Analyst estimates about the financial effect on the networks vary, ranging from $300 million to $600 million in lost advertising, if the strike continues for several more months. Although those figures sound high, executives say the damage might not be severe. Lower-cost substitute programming might mitigate -- at least in the near term -- financial pain, they say.
"We are certainly not going to go dark," Leslie Moonves, chief executive of CBS Corp., told investors last week at a conference. "Ratings probably will not be as high without the influx of our great original programming. But, by the same token, costs will be down considerably."
Nonetheless, the lower cost might come with a price. Network audiences fell about 10% during the 1988 writers strike when disaffected network TV viewers switched to cable channels to sample new shows. Indeed, the influx of viewers helped to put such cable channels as TNT and CNBC on the map, further splintering the audience.
This time the Internet could be a big winner. And where viewers go, ad dollars follow.
"We believe that with each day the strike persists, broadcast programming's hold on viewers, and potentially advertisers, is weakening," said Douglas Anmuth in a Lehman Bros. research note Friday. "Advertisers could be forced to reallocate ad dollars to other media if broadcast ratings fall short of guarantees made."
When a show's ratings fall short of a guarantee, networks give advertisers "make goods" -- free ad time to make up for the shortfall. And because ratings are down this season, networks have had to use up some of their spare inventory to compensate advertisers for lower ratings. That means they have less time to sell.

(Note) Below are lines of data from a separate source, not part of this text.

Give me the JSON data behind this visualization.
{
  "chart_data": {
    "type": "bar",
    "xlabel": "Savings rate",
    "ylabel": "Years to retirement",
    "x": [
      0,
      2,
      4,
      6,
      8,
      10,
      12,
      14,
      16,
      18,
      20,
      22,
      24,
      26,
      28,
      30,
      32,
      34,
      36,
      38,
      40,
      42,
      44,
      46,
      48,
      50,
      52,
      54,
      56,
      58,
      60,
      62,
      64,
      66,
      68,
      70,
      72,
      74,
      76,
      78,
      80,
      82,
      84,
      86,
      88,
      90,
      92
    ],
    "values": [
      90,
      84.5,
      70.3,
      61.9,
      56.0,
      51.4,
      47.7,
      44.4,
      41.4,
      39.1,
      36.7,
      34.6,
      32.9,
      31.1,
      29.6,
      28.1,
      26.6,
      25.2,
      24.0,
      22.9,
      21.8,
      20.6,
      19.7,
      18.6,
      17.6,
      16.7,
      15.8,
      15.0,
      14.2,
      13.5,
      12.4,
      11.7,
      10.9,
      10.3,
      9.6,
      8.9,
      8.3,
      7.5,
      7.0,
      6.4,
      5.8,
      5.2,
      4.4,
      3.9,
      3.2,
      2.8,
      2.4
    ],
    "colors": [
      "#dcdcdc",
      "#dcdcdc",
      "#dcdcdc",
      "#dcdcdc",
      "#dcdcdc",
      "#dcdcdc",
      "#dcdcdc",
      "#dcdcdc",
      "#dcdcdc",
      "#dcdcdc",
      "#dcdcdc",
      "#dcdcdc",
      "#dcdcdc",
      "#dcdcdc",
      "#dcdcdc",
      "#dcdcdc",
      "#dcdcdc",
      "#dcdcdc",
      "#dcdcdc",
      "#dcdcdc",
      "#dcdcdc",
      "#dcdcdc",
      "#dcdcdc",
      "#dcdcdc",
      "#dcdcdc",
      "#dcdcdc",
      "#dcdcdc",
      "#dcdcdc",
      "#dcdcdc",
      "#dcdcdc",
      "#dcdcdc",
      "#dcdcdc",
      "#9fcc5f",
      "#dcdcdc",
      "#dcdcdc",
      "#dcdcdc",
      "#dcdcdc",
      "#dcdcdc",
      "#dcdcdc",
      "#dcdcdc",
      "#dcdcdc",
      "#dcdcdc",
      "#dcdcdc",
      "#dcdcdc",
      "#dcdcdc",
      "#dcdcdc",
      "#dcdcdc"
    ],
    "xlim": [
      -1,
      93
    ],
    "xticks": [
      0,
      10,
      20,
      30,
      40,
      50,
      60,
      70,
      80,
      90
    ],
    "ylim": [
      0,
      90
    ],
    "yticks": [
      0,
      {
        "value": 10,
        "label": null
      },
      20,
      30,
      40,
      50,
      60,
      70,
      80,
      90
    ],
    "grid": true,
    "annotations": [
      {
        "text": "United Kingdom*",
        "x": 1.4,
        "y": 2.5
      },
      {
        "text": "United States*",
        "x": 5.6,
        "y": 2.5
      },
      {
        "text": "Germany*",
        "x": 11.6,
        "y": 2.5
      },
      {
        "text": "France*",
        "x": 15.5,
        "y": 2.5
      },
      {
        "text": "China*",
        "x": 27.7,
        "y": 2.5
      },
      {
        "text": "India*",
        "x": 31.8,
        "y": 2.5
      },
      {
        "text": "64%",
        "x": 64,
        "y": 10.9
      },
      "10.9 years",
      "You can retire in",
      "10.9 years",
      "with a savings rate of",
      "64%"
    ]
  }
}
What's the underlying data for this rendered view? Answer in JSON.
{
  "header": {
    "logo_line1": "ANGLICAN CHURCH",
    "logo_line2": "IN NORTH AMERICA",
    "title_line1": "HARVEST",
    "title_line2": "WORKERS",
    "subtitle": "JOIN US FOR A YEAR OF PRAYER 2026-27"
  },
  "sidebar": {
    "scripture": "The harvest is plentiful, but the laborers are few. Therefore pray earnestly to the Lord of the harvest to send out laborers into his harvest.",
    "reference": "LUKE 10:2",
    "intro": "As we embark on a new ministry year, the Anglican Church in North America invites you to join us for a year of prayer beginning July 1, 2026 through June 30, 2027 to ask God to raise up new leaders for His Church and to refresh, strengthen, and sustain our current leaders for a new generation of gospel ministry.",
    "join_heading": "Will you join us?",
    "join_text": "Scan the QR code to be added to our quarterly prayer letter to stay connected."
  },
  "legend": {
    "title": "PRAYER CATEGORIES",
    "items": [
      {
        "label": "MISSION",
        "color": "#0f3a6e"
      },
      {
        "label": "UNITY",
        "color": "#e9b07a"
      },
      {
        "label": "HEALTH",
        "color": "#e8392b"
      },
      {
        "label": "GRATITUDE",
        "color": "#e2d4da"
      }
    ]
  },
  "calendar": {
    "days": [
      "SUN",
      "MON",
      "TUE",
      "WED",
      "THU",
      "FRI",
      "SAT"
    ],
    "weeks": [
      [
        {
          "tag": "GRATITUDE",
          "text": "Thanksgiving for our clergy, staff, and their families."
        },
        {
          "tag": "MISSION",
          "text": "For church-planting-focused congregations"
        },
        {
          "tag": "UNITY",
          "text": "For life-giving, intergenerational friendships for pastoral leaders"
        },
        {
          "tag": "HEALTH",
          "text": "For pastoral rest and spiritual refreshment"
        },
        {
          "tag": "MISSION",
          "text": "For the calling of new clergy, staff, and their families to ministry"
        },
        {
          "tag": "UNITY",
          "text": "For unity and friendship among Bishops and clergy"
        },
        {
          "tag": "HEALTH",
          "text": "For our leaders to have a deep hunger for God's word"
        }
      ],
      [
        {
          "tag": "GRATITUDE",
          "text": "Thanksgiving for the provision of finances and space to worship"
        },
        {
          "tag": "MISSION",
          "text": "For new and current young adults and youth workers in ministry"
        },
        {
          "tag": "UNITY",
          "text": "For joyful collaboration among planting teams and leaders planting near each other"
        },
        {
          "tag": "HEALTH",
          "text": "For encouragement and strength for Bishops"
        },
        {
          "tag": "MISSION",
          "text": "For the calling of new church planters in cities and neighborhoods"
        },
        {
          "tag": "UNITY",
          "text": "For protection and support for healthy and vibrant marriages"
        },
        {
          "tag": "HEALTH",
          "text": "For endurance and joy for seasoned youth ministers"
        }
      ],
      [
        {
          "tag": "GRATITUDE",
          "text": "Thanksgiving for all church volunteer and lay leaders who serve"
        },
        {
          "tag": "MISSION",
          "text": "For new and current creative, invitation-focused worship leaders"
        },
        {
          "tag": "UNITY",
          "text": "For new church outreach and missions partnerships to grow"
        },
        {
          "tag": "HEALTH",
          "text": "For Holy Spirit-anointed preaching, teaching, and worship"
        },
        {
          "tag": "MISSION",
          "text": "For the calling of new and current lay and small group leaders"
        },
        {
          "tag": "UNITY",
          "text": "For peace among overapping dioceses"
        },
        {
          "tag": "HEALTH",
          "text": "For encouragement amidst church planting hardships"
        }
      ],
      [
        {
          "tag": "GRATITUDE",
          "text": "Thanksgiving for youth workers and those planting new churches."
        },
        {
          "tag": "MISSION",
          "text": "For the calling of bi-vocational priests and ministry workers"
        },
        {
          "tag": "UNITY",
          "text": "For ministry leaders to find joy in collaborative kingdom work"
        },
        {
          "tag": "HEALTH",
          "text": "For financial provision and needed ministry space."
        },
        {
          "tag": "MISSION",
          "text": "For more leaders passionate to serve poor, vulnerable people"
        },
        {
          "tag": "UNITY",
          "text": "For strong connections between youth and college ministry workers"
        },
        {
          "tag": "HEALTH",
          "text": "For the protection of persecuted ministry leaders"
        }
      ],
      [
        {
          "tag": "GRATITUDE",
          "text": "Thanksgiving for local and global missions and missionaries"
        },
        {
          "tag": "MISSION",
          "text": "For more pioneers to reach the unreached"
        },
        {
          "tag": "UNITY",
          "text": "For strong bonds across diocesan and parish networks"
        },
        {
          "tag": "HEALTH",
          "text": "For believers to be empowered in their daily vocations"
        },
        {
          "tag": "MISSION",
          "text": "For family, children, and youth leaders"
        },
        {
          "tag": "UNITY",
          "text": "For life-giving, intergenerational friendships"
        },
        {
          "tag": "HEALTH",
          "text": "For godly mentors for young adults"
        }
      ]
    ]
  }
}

That pressure became evident Tuesday when NBC confirmed that it had taken the highly unusual step of returning cash to advertisers to compensate them for prime-time ratings shortfalls from earlier in the year. NBC remitted about $10 million, according to a person familiar with the situation.
"This represents an extremely small portion of NBC's business and accommodates the changing needs of our clients' marketing plans," NBC said.
CBS and ABC also are providing advertisers make-good time, but those networks said they were not returning cash to advertisers. But if the strike continues well into the new year, then some ad buyers are worried that the networks will run out of leftover time to compensate for the lower ratings.
Advertisers such as Procter & Gamble Co., Coca-Cola Co. and American Express Co. say they have not altered their plans.
Not yet anyway. Hollywood's labor issues "get people thinking about other media, which frankly is what we should be doing anyway," said Rob Schwartz of ad firm TBWA/Chiat/Day.